D'un point de vue clinique, cet ouvrage fourmille de réflexions essentielles sur la notion de traumatisme et sur le devenir des traumatismes. Mais en même temps, il tente d'apporter une réponse à la question en suspens de la puissance des idées religieuses. C'est parce qu'il resurgit après avoir été refoulé, avec toute la force des phénomènes psychiques internes, que le monothéisme juif ? et plus largement l'appartenance juive ? se révèle si tenace, comme indéracinable au-delà même de la notion de croyance. Et c'est parce que sa tradition comportait l'interdit des images que la pensée juive se spiritualise sans s'enliser dans des symbolisations plus matérielles et figuratives comme la communion chrétienne ou le culte catholique. Freud parvient ainsi à unifier sa réflexion sur les religions, caractérisées par leur façon de traiter la culpabilité, de Totem et Tabou au judaïsme, religion du Père, et au christianisme, religion du Fils. Enracinée dans le traumatisme du meurtre du père, refoulée puis faisant retour de l'intérieur, l'expérience religieuse déploie toute sa puissance d'illusion, mais aussi de frein à la violence pulsionnelle, au risque de l'enfermement dans le rituel et l'interdit de penser, mais avec toute la puissance affective de l'expérience infantile.

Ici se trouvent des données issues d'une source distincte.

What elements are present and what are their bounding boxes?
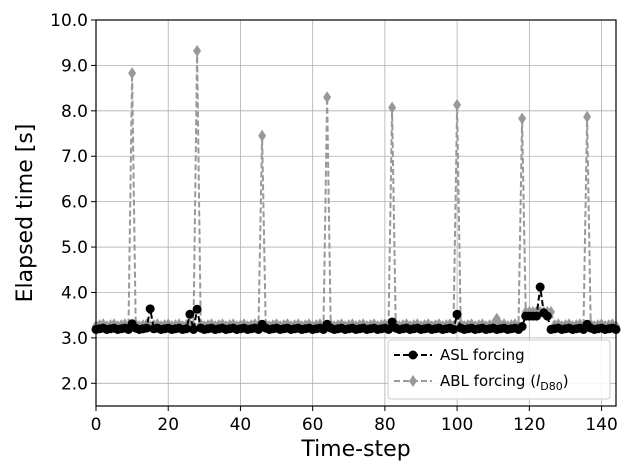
legend-abl-name: ABL forcing — [440, 372, 525, 390]
plot-area — [91, 44, 621, 334]
data-point — [258, 129, 267, 142]
data-point — [532, 311, 542, 321]
x-tick-label: 60 — [302, 415, 324, 435]
y-axis: 2.0 3.0 4.0 5.0 6.0 7.0 8.0 9.0 10.0 — [50, 11, 96, 394]
data-point — [518, 112, 527, 125]
y-tick-label: 4.0 — [61, 283, 88, 303]
data-point — [388, 101, 397, 114]
y-tick-label: 6.0 — [61, 193, 88, 213]
data-point — [181, 324, 191, 334]
legend-abl-subscript: D80 — [540, 380, 562, 393]
data-point — [542, 311, 552, 321]
legend-asl-label: ASL forcing — [440, 346, 525, 364]
data-point — [449, 324, 458, 334]
y-tick-label: 8.0 — [61, 102, 88, 122]
data-point — [128, 67, 137, 80]
x-tick-label: 40 — [230, 415, 252, 435]
data-point — [145, 304, 155, 314]
data-point — [384, 324, 393, 334]
data-point — [517, 322, 527, 332]
x-tick-label: 80 — [374, 415, 396, 435]
data-point — [583, 110, 592, 123]
y-tick-label: 5.0 — [61, 238, 88, 258]
x-tick-label: 0 — [91, 415, 102, 435]
data-point — [189, 324, 198, 334]
data-point — [142, 323, 152, 333]
x-tick-label: 20 — [157, 415, 179, 435]
data-point — [452, 309, 462, 319]
x-axis: 0 20 40 60 80 100 120 140 — [91, 406, 618, 435]
legend-abl-marker — [409, 375, 417, 387]
legend-abl-label: ABL forcing (lD80) — [440, 372, 569, 393]
data-point — [185, 309, 195, 319]
y-tick-label: 10.0 — [50, 11, 88, 31]
y-tick-label: 9.0 — [61, 56, 88, 76]
series-asl — [91, 282, 621, 334]
legend-abl-italic: l — [536, 372, 541, 390]
x-tick-label: 100 — [441, 415, 473, 435]
legend-abl-close: ) — [563, 372, 569, 390]
data-point — [192, 304, 202, 314]
y-tick-label: 3.0 — [61, 329, 88, 349]
y-tick-label: 2.0 — [61, 374, 88, 394]
data-point — [323, 91, 332, 104]
data-point — [193, 44, 202, 57]
data-point — [535, 282, 545, 292]
x-tick-label: 140 — [585, 415, 617, 435]
legend-box — [387, 339, 611, 400]
grid — [95, 19, 616, 406]
x-tick-label: 120 — [513, 415, 545, 435]
y-axis-label: Elapsed time [s] — [13, 124, 38, 303]
plot-frame — [95, 19, 617, 407]
data-point — [453, 98, 462, 111]
y-tick-label: 7.0 — [61, 147, 88, 167]
legend-asl-marker — [408, 350, 418, 360]
legend: ASL forcing ABL forcing (lD80) — [387, 339, 611, 400]
x-axis-label: Time-step — [300, 437, 410, 462]
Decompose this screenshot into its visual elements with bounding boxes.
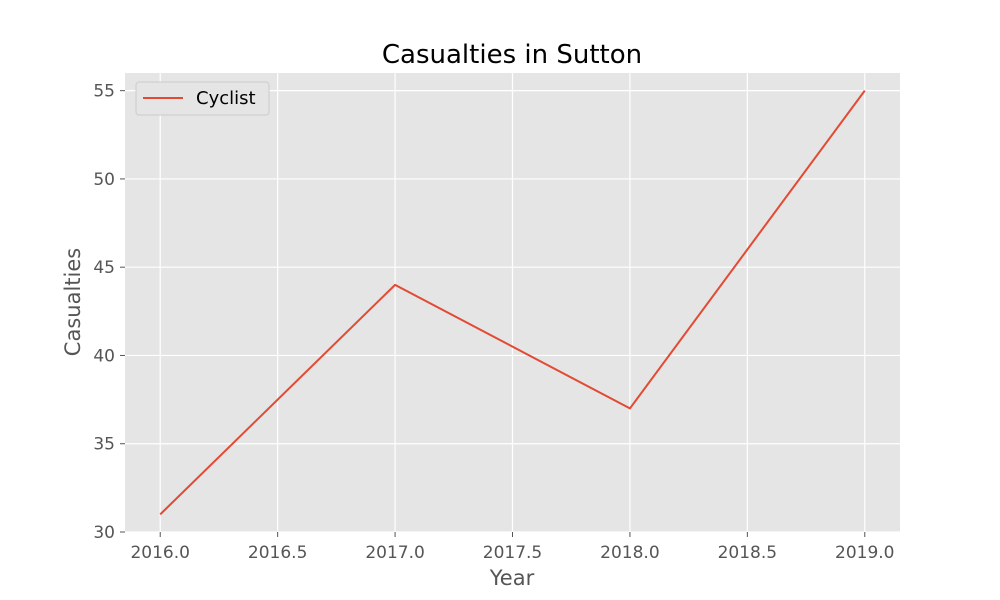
legend: Cyclist (135, 81, 270, 116)
legend-label-cyclist: Cyclist (196, 88, 256, 109)
x-axis-label: Year (489, 566, 535, 590)
y-tick-label: 55 (93, 82, 115, 102)
series-line-cyclist (159, 90, 866, 516)
chart-title: Casualties in Sutton (382, 40, 642, 70)
grid-lines (125, 73, 900, 533)
x-tick-label: 2017.0 (365, 543, 424, 563)
y-tick-label: 45 (93, 258, 115, 278)
y-tick-label: 30 (93, 523, 115, 543)
x-tick-label: 2018.0 (600, 543, 659, 563)
x-tick-label: 2018.5 (718, 543, 777, 563)
y-tick-label: 35 (93, 435, 115, 455)
x-tick-label: 2016.0 (130, 543, 189, 563)
y-tick-label: 40 (93, 346, 115, 366)
series-group (159, 90, 866, 516)
y-tick-label: 50 (93, 170, 115, 190)
x-tick-label: 2019.0 (835, 543, 894, 563)
legend-box (135, 81, 270, 116)
y-axis-label: Casualties (61, 248, 85, 356)
x-axis-ticks: 2016.0 2016.5 2017.0 2017.5 2018.0 2018.5 2019… (130, 532, 895, 563)
x-tick-label: 2017.5 (483, 543, 542, 563)
y-axis-ticks: 30 35 40 45 50 55 (93, 82, 125, 543)
x-tick-label: 2016.5 (248, 543, 307, 563)
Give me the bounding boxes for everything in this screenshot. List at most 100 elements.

Notons enfin que si Freud n'a jamais à proprement parler écrit sur la mystique, une note de 1938, reprise dans le deuxième tome de Résultats, idées, problèmes, indique la ligne de sa réflexion : « Mystique, l'obscure autoperception du royaume extérieur au moi, au ça. » Sans doute cette notation permet-elle d'entrevoir comment Freud se propose finalement d'interpréter le « sentiment océanique » dont lui avait parlé R. Rolland et qui, avouait-il, restait étranger à son expérience. A la fois diverse et unifiée, la réflexion freudienne sur la religion est rationaliste, mais c'est surtout celle d'un psychanalyste, qui est d'abord intéressé par les fonctionnements psychiques mis en œuvre. Parti d'une quête de l'origine et d'une méthode comparatiste qui l'amène à la construction d'un mythe originaire, il en vient à une réflexion sur l'expérience religieuse comme logique du désir, donc comme illusion dont il montre à la fois la force et les impasses. La position rationnelle apparaît alors comme un dépassement de l'infantile (qui inconsciemment nous habite toujours) par la pensée critique.